Am 18. Juli 2017 wollen sich die "Köpfe für Reutlingen" zu einem "Zukunftsforum" im Kunstverein Reutlingen treffen. Beginn: 19.30 Uhr. 
Es ist ein "Come-Together", wie es heute mangels deutscher Sprachqualitäten heißt. Wenn dieses Zukunftsforum so ist wie die zehn Thesen, dann wird auch dort ein Begriff fehlen, den wir eigentlich zentral halten für alles, was in Reutlingen geschieht. Es ist das schlichte Wort "Leben". Es fehlt komplett.
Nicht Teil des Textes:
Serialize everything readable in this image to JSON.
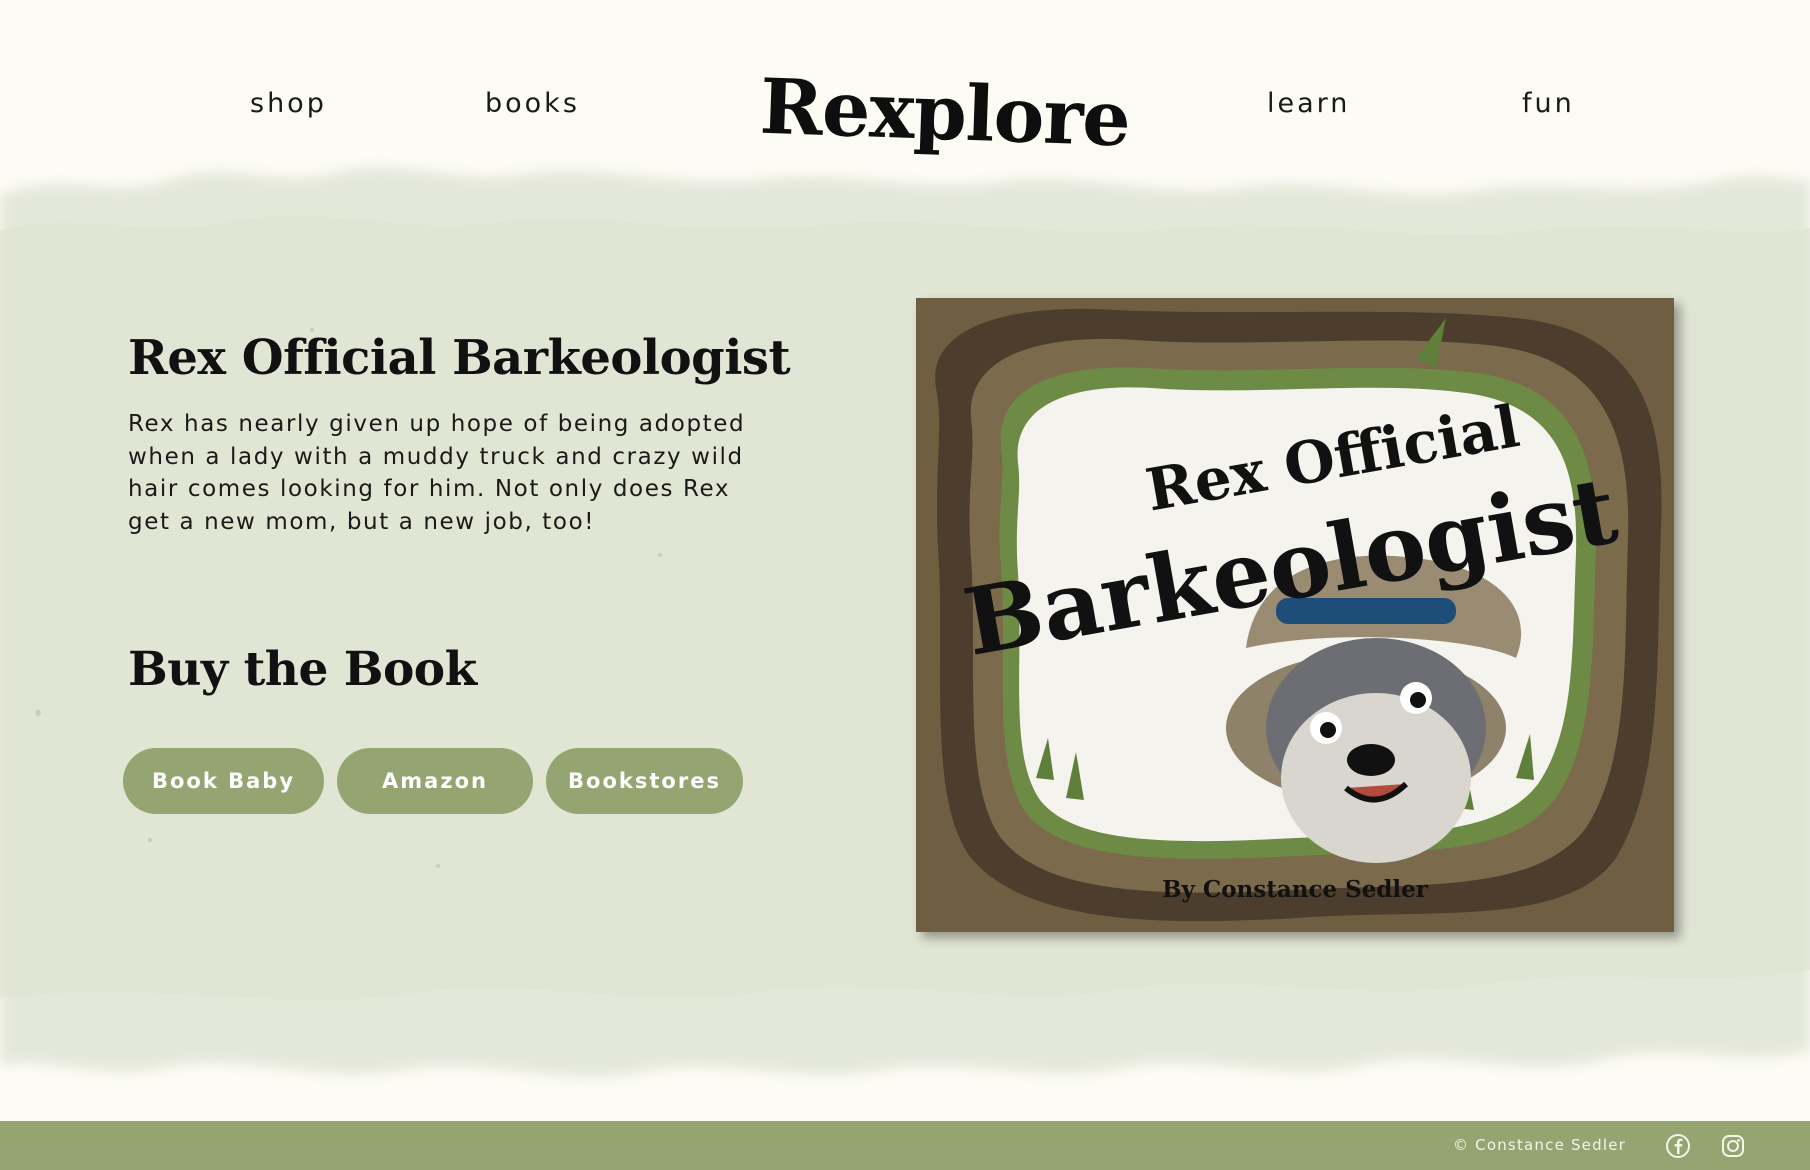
{
  "nav": {
    "shop": "shop",
    "books": "books",
    "logo": "Rexplore",
    "learn": "learn",
    "fun": "fun"
  },
  "book": {
    "title": "Rex Official Barkeologist",
    "description": "Rex has nearly given up hope of being adopted when a lady with a muddy truck and crazy wild hair comes looking for him. Not only does Rex get a new mom, but a new job, too!"
  },
  "buy": {
    "heading": "Buy the Book",
    "buttons": [
      "Book Baby",
      "Amazon",
      "Bookstores"
    ]
  },
  "cover": {
    "title_line1": "Rex Official",
    "title_line2": "Barkeologist",
    "author": "By Constance Sedler"
  },
  "footer": {
    "copyright": "© Constance Sedler",
    "social_icons": [
      "facebook-icon",
      "instagram-icon"
    ]
  },
  "colors": {
    "page_background": "#fcfbf4",
    "band_green": "#e3e7d8",
    "button_green": "#95a571",
    "footer_green": "#95a571",
    "cover_dirt": "#6f5e42"
  }
}
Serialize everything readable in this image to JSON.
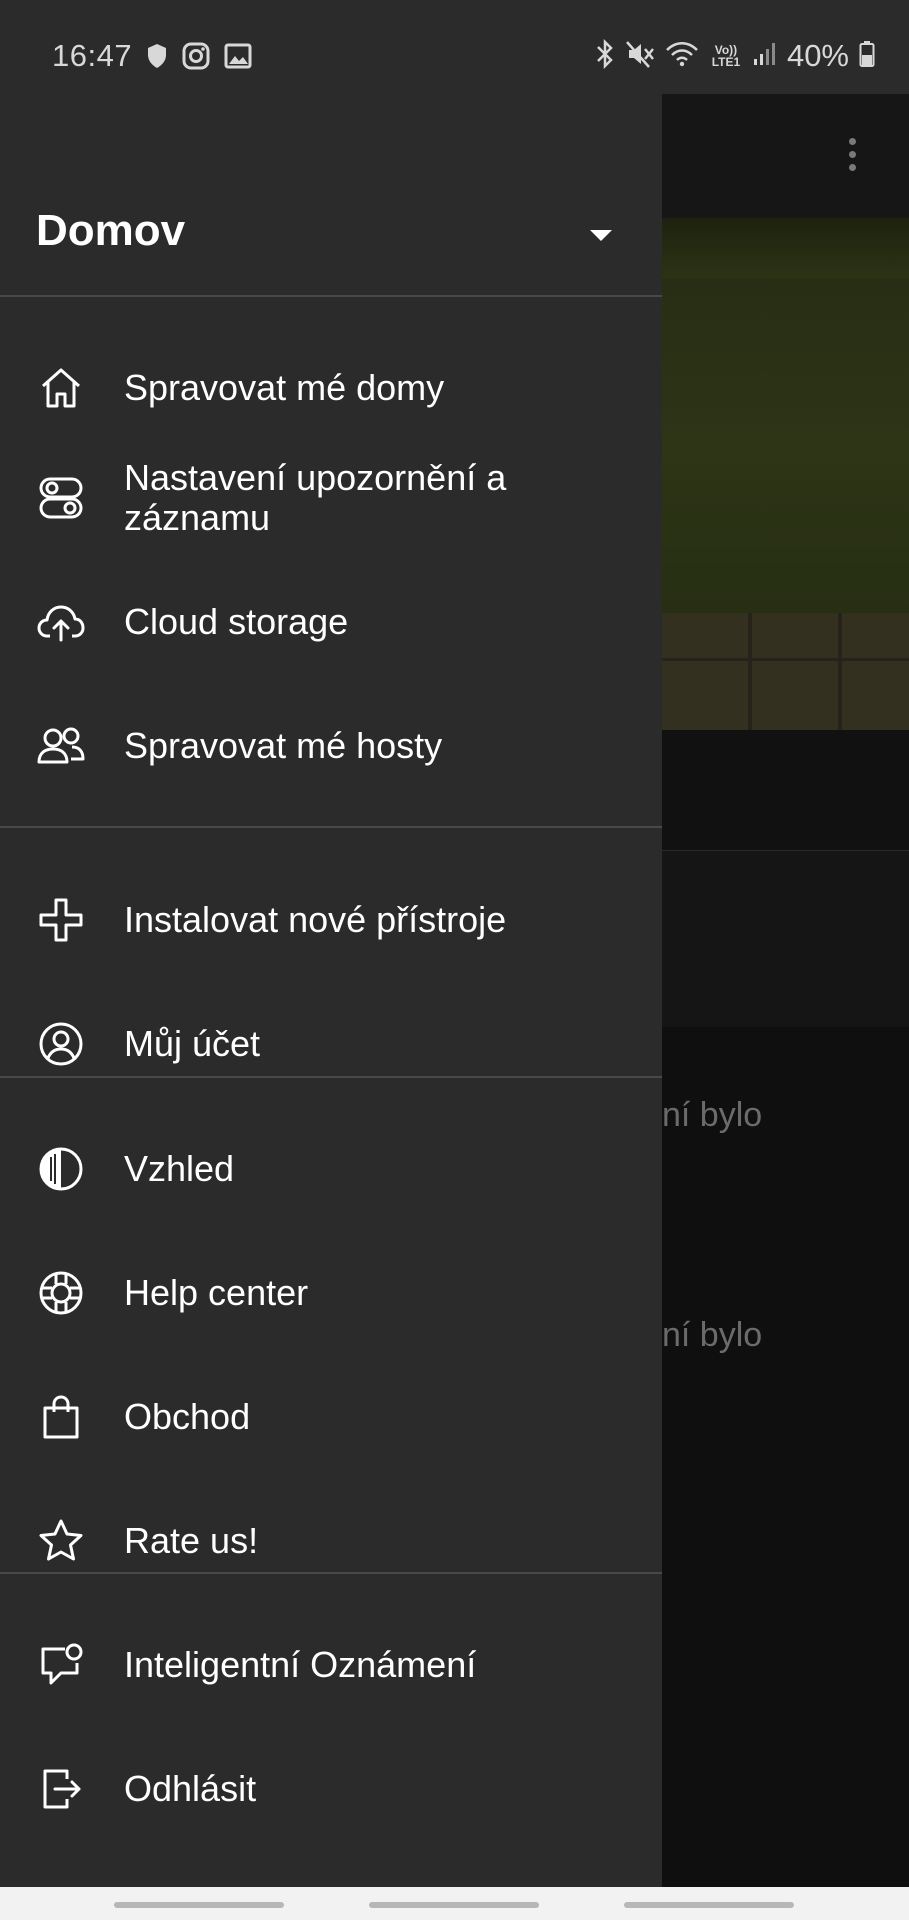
{
  "status_bar": {
    "time": "16:47",
    "lte": "Vo)) LTE1",
    "battery": "40%"
  },
  "drawer": {
    "home_title": "Domov",
    "groups": [
      [
        "Spravovat mé domy",
        "Nastavení upozornění a záznamu",
        "Cloud storage",
        "Spravovat mé hosty"
      ],
      [
        "Instalovat nové přístroje",
        "Můj účet"
      ],
      [
        "Vzhled",
        "Help center",
        "Obchod",
        "Rate us!"
      ],
      [
        "Inteligentní Oznámení",
        "Odhlásit"
      ]
    ],
    "items": [
      {
        "label": "Spravovat mé domy",
        "icon": "home-icon"
      },
      {
        "label": "Nastavení upozornění a záznamu",
        "icon": "notification-settings-icon"
      },
      {
        "label": "Cloud storage",
        "icon": "cloud-upload-icon"
      },
      {
        "label": "Spravovat mé hosty",
        "icon": "guests-icon"
      },
      {
        "label": "Instalovat nové přístroje",
        "icon": "plus-icon"
      },
      {
        "label": "Můj účet",
        "icon": "account-icon"
      },
      {
        "label": "Vzhled",
        "icon": "appearance-icon"
      },
      {
        "label": "Help center",
        "icon": "lifebuoy-icon"
      },
      {
        "label": "Obchod",
        "icon": "shopping-bag-icon"
      },
      {
        "label": "Rate us!",
        "icon": "star-icon"
      },
      {
        "label": "Inteligentní Oznámení",
        "icon": "smart-notification-icon"
      },
      {
        "label": "Odhlásit",
        "icon": "logout-icon"
      }
    ]
  },
  "background": {
    "text_1": "ní bylo",
    "text_2": "ní bylo"
  },
  "colors": {
    "drawer_bg": "#2b2b2b",
    "divider": "#484848",
    "text": "#ffffff",
    "background_app": "#0f0f0f"
  }
}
Und das sagt alles.
Die zehn Thesen sagen nur - und das ist zutiefst erschütternd - wie wir, die Menschen für Reutlingen, zu funktionieren haben. Sie fragen nicht, warum wir hier leben und warum wir unsere (Wahl-)Heimat lieben und zwar ziemlich vorbehaltlos. Die Köpfe für Reutlingen wollen Knöpfe für Reutlingen, auf die sie dann drücken können.
Die einzige Hoffnung, die ich habe, ist, dass ihnen der Schwachsinn, den sie auf ihrer Website veröffentlicht haben, gar nicht bewusst ist, sondern dass sie meinen, es doch gut mit uns zu meinen - und nicht mit sich selbst. 

3 Kommentare:

Anonym hat gesagt…

Brot und Spiele dem Volke.
So ging schon mal was unter.

oldie6014 hat gesagt…

wenn man sonst nichts zu tun hat ist das doch ein schöner Zeitvertreib

TR hat gesagt…

Beide Bausünden, sowie die den Zwischenraum angemessen ausfüllende Leere auf einem einzigen Bild. Klasse!